As described above, in general, a softening condition suitable for performance of collision components may be about 700 to 1000 MPa with respect to tensile strength. Further, the tensile strength was 1034 to 1231 MPa in Comparative Examples 1 to 6, thereby illustrating that achieving the desired tensile strength under a temperature condition less than 400° C. is not possible and 400° C. is the lower limit of the temperature range in the present invention.

TABLE 3

	Heating	Maintaining	Tensile
	Temperature	Time	Strength
Item	(° C.)	(sec)	(MPa)

Before Heat	—	—	1500
Treatment
Comparative	600	10	601
Example 7
Comparative		20	632
Example 8
Comparative		30	701
Example 9

In an exemplary embodiment the method of applying high-frequency heat treatment to the heat treatment portions 110 of the ultra high strength component that has undergone hot-stamping is shown in Comparative Examples 7 to 9 in Table 3. The heat treatment maintaining time was about 10 to 30 seconds, the same as in the present invention. However, the temperature range of the present invention was about 400 to 550° C. and, changes in tensile strength occur when the heating temperature is about 600° C. or over 550° C.
In other words, the tensile strength may be about 601 to 701 MPa, out of the range of 700 to 1000 MPa and may provide a softening condition suitable for improved performance of collision components. Therefore, achieving a desired tensile strength under a temperature condition over 550° C. or in other words, the upper limit of the temperature range limited in the present invention may be unfeasible. Accordingly, to ensure about 700 to 1000 MPa or suitable tensile strength for collision components, the temperature range may be within about 400 to 550° C. and the heating time within about 10 to 30 seconds as the high-frequency heat treatment conditions, as shown in Embodiments 1 to 12 in Table 1.
While this invention has been described in connection with what is presently considered to be exemplary embodiments, it is to be understood that the invention is not limited to the disclosed exemplary embodiments, but, on the contrary, is intended to cover various modifications and equivalent arrangements included within the spirit and scope of the appended claims.

Claims

What is claimed is:

1. A method of local heat treatment using a high frequency to locally soften a component that has undergone hot-stamping, comprising:

generating a high frequency using a high-frequency generator;

extracting a final frequency and matched output using the high frequency through a control box including a capacitor and an inductor; and

locally softening heat treatment portions of the component by heating the heat treatment portions at temperature of about 400 to 550° C., by generating induced current using the final frequency and the matched output through a high-frequency coil.

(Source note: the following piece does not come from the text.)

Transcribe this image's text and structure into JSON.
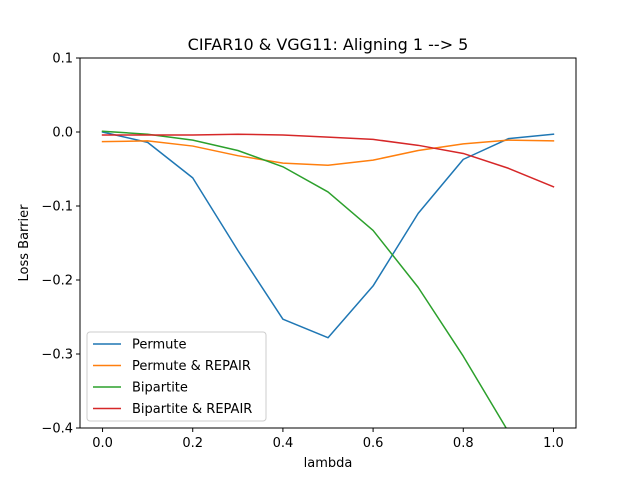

2. The method of claim 1, wherein the component that has undergone hot-stamping includes carbon (C) of about 0.2 to 0.3 wt %, silicon (Si) of about 0.05 to 0.4 wt %, manganese (Mn) of about 1.0 to 1.7 wt %, and boron (B) of about 0.0008 to 0.005 wt %.

3. The method of claim 1, wherein the heating maintains the temperature for about 10 to 30 seconds until the structures of the heated heat treatment portions transform into tempered martensite and bainite.

4. The method of claim 1, wherein the high frequency has a frequency range of about 30 to 100 kHz.

5. The method of claim 1, wherein the shape of the high-frequency coil is changed to have a predetermined distance from the component that has undergone hot-stamping.

6. The method of claim 1, wherein the component that has undergone hot-stamping and the high-frequency heat treatment reduces in tensile strength by about 300 to 900 MPa, as compared with before the high-frequency heat treatment.